Description
Les silex sont des accidents siliceux qui aparaissent dans des roches calcaires,
en particulier de la craie. Ils sont de forme
irrégulière: en rognons,en tubercules, en colonnes, en
couches, en réseau, en filons. On distingue généralement
deux parties : un coeur ou noyau plus sombre, gris ou noir, et un cortex plus
clair.
Différentes formes de la silice composent le silex : la silice hydratée
ou opale C-T partiellement cristallisée, la calcédonite fibreuse,
le quartz en aggrégats cryptocristallins. Le passage du cortex siliceux
à la craie est brutal pour le silex, c'est ce qui le différencie
du chert pour lequel le passage est graduel. L'opale est peu abondante et
présente à la périphérie du cortex. Le cortex
est fait essentiellement de calcédonite microporeuse dispersant la
lumière, ce qui donne sa teinte blanche. Une calcédonite compacte
forme le noyau. Elle est dure (dureté 7 : raye le verre), possède
une cassure courbe et esquilleuse (dite cassure conchoïdale), donne des
éclats tranchants et résiste aux acides (sauf l'acide fluorhydrique).
La croissance du silex se fait de manière centrifuge, c'est la partie
externe qui est la moins évoluée et la partie interne qui est
la plus évoluée. L'évolution normale de la silice est
opale > calcédonite microporeuse > calcédonite compacte > quartz.
Certains silex sont creux et montrent la croissance de cristaux de quartz.

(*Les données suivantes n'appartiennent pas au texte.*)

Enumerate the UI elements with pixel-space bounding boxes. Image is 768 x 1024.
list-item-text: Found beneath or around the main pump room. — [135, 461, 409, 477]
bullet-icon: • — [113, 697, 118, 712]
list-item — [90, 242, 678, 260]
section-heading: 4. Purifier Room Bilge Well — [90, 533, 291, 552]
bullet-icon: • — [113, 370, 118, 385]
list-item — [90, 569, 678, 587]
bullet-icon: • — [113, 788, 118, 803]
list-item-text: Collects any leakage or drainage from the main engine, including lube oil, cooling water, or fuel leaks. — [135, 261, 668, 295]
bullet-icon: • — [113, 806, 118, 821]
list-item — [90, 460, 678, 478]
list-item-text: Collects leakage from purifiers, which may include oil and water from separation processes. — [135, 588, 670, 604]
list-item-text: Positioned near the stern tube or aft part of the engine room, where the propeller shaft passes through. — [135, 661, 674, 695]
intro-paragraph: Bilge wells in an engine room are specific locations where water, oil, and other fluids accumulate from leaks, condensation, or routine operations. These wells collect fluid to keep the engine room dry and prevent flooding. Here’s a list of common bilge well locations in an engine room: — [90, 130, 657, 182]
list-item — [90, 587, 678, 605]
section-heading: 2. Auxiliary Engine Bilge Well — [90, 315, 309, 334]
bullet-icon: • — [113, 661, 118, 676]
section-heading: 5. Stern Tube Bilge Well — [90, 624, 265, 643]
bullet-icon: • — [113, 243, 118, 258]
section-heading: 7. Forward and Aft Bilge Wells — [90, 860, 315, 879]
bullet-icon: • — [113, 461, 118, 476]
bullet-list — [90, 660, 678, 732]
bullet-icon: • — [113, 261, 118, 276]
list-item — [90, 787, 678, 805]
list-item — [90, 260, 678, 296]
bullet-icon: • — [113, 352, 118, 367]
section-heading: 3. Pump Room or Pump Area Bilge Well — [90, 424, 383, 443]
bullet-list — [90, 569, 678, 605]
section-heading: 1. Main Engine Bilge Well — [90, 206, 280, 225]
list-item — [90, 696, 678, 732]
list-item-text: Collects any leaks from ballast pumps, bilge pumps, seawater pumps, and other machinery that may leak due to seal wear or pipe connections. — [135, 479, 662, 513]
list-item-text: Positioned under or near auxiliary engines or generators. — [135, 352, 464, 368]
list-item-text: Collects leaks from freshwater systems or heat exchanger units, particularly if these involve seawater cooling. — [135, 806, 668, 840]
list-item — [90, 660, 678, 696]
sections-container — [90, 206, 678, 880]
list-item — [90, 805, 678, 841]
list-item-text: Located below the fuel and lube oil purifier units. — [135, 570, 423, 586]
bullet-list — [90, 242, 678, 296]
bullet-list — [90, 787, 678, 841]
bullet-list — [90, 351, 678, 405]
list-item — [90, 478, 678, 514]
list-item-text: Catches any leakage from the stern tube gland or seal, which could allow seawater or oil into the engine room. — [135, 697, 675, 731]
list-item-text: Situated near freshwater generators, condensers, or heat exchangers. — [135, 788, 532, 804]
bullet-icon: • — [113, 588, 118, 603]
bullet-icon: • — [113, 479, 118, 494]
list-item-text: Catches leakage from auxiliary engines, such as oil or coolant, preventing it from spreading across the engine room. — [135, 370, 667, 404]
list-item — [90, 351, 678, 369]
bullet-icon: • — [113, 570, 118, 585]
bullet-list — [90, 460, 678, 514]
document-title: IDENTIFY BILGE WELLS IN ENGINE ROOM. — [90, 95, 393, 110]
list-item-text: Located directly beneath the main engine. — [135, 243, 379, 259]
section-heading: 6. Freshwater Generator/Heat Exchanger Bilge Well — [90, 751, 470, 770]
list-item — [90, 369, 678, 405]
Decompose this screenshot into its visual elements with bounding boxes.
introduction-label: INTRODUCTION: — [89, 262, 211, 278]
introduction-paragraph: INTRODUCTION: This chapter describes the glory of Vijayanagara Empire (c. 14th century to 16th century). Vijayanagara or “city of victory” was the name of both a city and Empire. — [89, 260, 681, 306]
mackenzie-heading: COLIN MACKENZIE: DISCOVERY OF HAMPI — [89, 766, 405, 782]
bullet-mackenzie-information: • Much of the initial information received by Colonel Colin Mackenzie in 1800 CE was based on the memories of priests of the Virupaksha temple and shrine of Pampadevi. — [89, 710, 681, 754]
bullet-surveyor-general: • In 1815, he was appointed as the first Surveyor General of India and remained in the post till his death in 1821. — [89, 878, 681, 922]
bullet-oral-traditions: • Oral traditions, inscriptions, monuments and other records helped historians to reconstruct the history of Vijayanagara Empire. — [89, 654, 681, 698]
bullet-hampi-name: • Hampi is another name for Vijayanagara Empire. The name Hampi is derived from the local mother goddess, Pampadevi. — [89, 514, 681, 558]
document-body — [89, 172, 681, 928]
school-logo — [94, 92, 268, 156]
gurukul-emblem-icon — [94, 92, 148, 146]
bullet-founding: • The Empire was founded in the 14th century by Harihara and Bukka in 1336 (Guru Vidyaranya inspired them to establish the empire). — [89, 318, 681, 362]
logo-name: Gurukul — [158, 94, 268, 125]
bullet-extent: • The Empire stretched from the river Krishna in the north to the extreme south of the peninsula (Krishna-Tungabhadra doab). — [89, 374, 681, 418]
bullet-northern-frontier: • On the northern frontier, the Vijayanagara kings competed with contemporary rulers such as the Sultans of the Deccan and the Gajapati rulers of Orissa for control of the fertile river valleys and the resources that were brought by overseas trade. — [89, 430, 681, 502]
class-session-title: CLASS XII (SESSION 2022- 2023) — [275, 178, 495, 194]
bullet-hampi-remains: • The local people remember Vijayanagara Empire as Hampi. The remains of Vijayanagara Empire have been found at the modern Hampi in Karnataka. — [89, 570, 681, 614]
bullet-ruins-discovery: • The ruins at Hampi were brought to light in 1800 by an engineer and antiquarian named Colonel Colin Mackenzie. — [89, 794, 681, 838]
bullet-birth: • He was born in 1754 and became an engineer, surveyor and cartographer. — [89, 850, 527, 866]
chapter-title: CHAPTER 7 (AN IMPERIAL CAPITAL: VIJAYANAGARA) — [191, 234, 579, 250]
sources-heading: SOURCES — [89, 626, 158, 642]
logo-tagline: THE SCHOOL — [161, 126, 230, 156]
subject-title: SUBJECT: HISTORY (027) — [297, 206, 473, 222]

Des silex atypiques se rencontrent parfois : paramoudras
ou silex verticaux, filons obliques ou horizontaux, brèches
de silex dont les modes de formation sont plus complexes
Certains silex noirs contiennent en leur coeur une poussière crayeuse
qualifiée de "farine de silex" très riche en microfossiles
(ostracodes, foraminifères planctoniques, spicules).
Origine de la silice
Le silicium est un élément chimique majeur des roches de la
croûte terrestre. Les roches magmatiques sont composées de minéraux
silicatés et leur décomposition par hydrolyse conduit à
la libération du monomère Si(OH)4, monomolécule d'acide
silicique, en solution vraie. A 20°C, la solubilité de la silice
amorphe est de 120 mg/l pour des valeurs de pH comprises entre 2 et 9. Cette
valeur est nettement plus faible (8 à 20 mg/l) pour les formes cristallines
de la silice (quartz, calcédonite). Les rivières transportent
la silice à la mer.
Précipitation
Certains organismes sont capables de précipiter et de fixer la silice
pour la construction de leur squelette (silicoflagellés, radiolaires,
diatomées, éponges). Dans le bassin de la craie, ces animaux
ou végétaux devaient proliférer et ils ont vraisemblablement
contribué à enrichir la boue crayeuse en silice amorphe.A leur
mort, la stabilité de la silice n'est plus assurée et la silice
dissoute enrichit l'eau intersticielle. La teneur en silice des solutions
intersticielles devait donc être voisine de la saturation. Dans ces
conditions, de faibles variations des facteurs déplaçant l'équilibre
physico-chimique ont pu engendrer la précipitation ou la remise en
solution de la silice. Parmi les causes de précipitation, on peut citer
le refroidissement, l'apport d'électrolytes ou la présence d'un
support organique. Les causes réelles restent souvent hypothétiques.
Le silex se forme par épigénie, c'est-à-dire par remplacement,
molécule par molécule, du carbonate de calcium par la silice.
Ce remplacement se fait, non pas à la surface, mais à l'intérieur
de la boue carbonatée lorsque celle-ci a subi une certaine induration.
L'amorce du phénomène correspond souvent à une hétérogénéité
locale (terrier de Thalassinoides, spongiaire
ou autre fossile) autour de laquelle se propage la silicification. On peut
voir, par exemple, un oursin dont le test a été partiellement
silicifié.
L'occurence des silex est à mettre en rapport avec la rytmicité
des dépôts crayeux. Dans certaines formations ryhtmiques
, les silex se cantonnent dans la moitié supérieure de la séquence
élémentaire (20-40 cm) dont l'origine est parfois expliquée
par la précession (mouvement conique de l'axe de rotation terrestre,
actuellement de période égale à 25 800 ans se traduisant
par deux périodes climatiques à 23000 et 19000 ans).